Friday’s failure on healthcare and the flattening yield curve (among other things) resulted in a sharp 7.2 pt drop in the number of Bulls in the weekly Investors Intelligence survey to 49.5 which is the lowest point since November 9th (which captured sentiment pre election even though it was released the day after). Almost every single one though went to the Correction side who consists of those that are still considered bulls and want to buy the pullback. As for Bears, just .8 pts were added to that lonely crew at 18.1. Bulls reached its recent peak of 63.1 on March 1st which was a 30 yr high and that date also happened to be the closing record high in the S&P 500. Bottom line, the cooling of bullish sentiment is a good contrarian backdrop for a short term bounce and maybe yesterday’s rally reflected that. The lack of bears is the same ole story until proven otherwise.
Even with the sharp 13 bps w/o/w drop in the average 30 yr mortgage rate to 4.33%, refi applications still fell 2.9% w/o/w and down for a 2nd week. They are lower by 26% y/o/y. Purchases though did rise by 1.2% but after falling by 2.1% last week. They are still up by 4.3% y/o/y. As seen in yesterday’s S&P/CoreLogic home price index, price gains of 5-6% are still pretty consistent, benefiting homeowners but to the detriment of those looking to buy, especially the first time household. It’s the same theme and I’m not going to repeat it again here other than saying this. We see pending home sales at 10am and with it being a measure of contract signings in February it is a relatively timely snapshot of sales as we head into the important spring selling season.

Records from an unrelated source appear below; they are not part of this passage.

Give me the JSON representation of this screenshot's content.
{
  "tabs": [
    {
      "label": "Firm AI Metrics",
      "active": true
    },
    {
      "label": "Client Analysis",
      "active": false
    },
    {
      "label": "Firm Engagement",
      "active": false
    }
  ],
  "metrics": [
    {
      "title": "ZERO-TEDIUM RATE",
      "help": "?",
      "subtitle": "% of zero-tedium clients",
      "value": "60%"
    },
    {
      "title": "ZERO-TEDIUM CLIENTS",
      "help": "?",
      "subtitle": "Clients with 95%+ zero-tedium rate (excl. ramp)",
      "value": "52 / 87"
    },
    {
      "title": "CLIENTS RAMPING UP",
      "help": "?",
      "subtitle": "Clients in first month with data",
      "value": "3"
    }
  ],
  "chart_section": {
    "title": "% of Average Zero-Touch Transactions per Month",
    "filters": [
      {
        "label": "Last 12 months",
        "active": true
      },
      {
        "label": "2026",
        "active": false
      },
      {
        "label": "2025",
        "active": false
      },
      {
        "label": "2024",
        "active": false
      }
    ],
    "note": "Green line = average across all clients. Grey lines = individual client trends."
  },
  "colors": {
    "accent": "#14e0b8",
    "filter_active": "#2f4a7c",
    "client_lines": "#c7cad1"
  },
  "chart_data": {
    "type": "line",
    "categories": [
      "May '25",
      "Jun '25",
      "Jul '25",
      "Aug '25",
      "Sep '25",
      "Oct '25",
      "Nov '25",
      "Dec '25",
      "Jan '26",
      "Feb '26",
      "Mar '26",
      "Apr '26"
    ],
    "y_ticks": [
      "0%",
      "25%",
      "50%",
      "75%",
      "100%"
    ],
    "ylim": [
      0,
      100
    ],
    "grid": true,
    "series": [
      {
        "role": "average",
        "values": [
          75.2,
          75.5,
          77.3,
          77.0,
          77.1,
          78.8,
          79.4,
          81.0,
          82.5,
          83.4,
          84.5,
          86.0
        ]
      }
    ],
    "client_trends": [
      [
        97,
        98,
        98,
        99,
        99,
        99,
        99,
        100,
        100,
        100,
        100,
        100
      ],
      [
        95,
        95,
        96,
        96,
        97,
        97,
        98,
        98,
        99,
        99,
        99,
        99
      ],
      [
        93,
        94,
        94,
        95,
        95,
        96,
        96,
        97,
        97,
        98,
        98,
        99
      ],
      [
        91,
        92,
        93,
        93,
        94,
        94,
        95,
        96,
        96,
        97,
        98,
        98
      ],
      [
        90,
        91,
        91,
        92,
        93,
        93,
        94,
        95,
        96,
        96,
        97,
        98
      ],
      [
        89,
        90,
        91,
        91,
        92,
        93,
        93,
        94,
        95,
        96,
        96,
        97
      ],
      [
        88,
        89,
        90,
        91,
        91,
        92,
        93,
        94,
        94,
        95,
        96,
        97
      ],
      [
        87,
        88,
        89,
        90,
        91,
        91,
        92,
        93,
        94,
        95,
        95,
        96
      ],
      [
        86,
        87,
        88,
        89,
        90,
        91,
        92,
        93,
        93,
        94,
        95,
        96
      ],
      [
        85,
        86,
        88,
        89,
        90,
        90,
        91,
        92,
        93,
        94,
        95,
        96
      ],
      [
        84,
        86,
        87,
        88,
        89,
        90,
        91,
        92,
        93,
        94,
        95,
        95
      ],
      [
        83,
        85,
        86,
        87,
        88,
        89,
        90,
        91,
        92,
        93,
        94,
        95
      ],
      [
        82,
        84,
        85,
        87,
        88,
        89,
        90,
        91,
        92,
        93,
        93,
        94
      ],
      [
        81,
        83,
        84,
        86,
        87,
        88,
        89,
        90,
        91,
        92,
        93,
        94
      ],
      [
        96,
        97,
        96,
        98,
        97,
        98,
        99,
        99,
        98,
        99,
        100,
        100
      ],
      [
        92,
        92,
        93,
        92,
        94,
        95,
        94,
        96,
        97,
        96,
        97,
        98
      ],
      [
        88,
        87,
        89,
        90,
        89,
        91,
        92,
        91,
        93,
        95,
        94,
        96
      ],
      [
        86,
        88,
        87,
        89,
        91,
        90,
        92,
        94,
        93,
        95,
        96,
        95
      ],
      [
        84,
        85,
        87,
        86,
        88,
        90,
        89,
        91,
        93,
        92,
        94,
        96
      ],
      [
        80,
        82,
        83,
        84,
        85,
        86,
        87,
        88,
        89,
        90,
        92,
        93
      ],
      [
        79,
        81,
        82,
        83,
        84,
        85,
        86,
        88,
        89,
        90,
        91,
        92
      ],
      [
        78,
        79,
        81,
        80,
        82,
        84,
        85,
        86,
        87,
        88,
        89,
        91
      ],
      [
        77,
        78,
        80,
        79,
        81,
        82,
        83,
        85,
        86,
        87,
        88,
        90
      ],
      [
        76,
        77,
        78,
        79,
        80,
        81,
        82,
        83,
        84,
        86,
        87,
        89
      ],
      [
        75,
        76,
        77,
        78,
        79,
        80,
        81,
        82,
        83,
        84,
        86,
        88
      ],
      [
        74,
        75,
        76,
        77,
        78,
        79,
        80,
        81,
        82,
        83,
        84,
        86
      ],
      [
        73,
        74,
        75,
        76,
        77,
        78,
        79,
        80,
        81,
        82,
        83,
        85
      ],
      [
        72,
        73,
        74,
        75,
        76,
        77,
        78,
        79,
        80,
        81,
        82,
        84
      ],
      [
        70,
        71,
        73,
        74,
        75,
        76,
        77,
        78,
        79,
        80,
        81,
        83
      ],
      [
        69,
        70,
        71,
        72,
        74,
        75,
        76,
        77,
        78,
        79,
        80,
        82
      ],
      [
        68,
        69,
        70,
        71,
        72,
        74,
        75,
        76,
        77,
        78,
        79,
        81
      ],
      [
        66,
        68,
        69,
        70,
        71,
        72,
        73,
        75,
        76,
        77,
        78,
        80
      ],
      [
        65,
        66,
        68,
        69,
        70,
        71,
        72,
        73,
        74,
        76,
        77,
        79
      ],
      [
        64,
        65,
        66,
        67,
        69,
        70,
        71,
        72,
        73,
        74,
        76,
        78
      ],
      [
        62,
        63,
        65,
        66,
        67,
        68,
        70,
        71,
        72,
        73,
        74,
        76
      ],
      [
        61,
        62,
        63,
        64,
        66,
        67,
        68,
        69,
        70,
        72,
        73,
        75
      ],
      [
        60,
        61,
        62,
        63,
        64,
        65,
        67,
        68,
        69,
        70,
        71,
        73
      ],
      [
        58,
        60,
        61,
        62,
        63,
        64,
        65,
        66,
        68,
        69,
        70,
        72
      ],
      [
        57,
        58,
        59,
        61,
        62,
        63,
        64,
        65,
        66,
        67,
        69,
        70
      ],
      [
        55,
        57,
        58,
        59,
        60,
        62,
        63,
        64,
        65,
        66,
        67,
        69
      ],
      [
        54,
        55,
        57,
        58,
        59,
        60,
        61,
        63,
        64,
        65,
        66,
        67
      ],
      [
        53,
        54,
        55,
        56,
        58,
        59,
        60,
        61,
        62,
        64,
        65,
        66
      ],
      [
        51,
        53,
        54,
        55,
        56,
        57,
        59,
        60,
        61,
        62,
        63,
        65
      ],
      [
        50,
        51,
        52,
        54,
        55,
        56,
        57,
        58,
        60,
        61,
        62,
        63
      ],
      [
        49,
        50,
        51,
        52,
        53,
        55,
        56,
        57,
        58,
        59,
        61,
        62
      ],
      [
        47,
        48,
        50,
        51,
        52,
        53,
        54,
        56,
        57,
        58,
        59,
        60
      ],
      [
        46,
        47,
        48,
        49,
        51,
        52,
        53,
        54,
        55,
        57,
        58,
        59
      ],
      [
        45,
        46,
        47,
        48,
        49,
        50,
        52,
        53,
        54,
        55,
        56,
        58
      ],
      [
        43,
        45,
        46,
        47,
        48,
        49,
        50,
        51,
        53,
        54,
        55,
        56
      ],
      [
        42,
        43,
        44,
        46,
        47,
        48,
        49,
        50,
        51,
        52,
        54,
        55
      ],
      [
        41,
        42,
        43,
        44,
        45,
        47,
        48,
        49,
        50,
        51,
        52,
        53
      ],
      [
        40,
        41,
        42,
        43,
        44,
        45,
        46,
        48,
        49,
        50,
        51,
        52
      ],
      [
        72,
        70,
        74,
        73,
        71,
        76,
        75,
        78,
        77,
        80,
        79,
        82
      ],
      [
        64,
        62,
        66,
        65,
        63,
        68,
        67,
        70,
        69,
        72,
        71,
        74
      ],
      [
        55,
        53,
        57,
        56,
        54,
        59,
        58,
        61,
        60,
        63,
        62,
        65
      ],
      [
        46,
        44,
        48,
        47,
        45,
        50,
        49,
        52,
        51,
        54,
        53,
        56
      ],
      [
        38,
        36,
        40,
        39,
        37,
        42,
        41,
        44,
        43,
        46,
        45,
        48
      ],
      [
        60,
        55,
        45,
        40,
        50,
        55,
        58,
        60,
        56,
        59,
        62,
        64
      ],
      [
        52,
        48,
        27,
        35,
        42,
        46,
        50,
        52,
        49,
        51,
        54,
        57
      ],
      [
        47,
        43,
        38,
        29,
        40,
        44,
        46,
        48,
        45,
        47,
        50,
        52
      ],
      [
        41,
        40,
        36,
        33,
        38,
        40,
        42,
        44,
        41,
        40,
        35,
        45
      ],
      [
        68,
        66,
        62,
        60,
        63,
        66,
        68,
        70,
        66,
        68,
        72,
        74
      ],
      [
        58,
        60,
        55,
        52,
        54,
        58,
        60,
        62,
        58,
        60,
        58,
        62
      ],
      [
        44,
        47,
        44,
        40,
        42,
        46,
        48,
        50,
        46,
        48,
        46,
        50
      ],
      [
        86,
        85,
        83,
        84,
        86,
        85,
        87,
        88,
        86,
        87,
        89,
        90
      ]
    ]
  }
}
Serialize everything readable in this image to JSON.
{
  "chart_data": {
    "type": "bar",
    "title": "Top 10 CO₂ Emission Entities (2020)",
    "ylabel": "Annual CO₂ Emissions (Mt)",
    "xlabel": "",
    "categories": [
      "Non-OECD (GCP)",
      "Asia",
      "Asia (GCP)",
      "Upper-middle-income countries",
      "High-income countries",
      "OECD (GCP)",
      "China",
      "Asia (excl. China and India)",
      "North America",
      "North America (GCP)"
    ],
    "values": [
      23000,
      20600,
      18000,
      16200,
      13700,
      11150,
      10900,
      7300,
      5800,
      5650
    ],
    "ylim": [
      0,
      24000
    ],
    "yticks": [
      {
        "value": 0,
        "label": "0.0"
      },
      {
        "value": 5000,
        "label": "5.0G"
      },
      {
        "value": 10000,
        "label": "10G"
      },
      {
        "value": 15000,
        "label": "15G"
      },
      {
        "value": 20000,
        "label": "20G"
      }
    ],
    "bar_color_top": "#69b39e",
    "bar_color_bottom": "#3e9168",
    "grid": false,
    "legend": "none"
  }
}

The uneven recovery in Japan continues after retail sales in February rose .2% m/o/m, one tenth less than expected and off a lower than expected base as January was revised down by 3 tenths. Sales y/o/y were up just .1% vs the estimate of up .7%. Sales at department stores/supermarkets fell for the 7th straight month. This has been the consistent theme where consumers remain reluctant to spend (and why wanting higher inflation is a really bad idea) while the manufacturing/industrial side of the economy is faring better with exports. As for consumers, the annual spring wage talks were disappointing, mostly for full time workers. Part time wage gains are rising at a quicker pace but are of course not as stable. The Nikkei was flat overnight with the yen sitting near a 4 month high.
German inflationary pressures continued in February as import prices rose .7% m/o/m, almost double the estimate of up .4%. This brings the y/o/y rise to 7.4%, the highest since a 7.6% print back in April 2011. It was only back in October when this figuring was printing minus signs. Yes, energy prices were a key factor but taking them out still saw a .2% m/o/m rise and a 4.5% y/o/y gain. As this inflationary uptrend has been known, the euro inflation 5 yr 5 yr inflation swap is little changed and bund yields are slighly lower. We have 3 days left of the current pace of ECB QE. Jens Weidmann on Monday said “I would like to see a less expansive stance.” Well, he’ll get one next week but its what comes after that now matters most for markets.
Also out of Europe we saw an Economic Sentiment index in Italy which rose to 105.1 from 104.3 and that is the highest level since December 2015 as manufacturing surprised to the upside. Consumer confidence also improved. There is no question that the economic data out of Europe has gotten much better with the Citi Surprise Index for the eurozone near the best level in 4 years. This will still only likely translate into economic growth of around 2% but the world will take it. All the political worries of many are just not coming to fruition and at least in some European countries they are seeing the benefits of labor market reform. That said, the profitability of the banking system is still troubled with negative interest rates still hurting. Lending has improved but is still barely growing.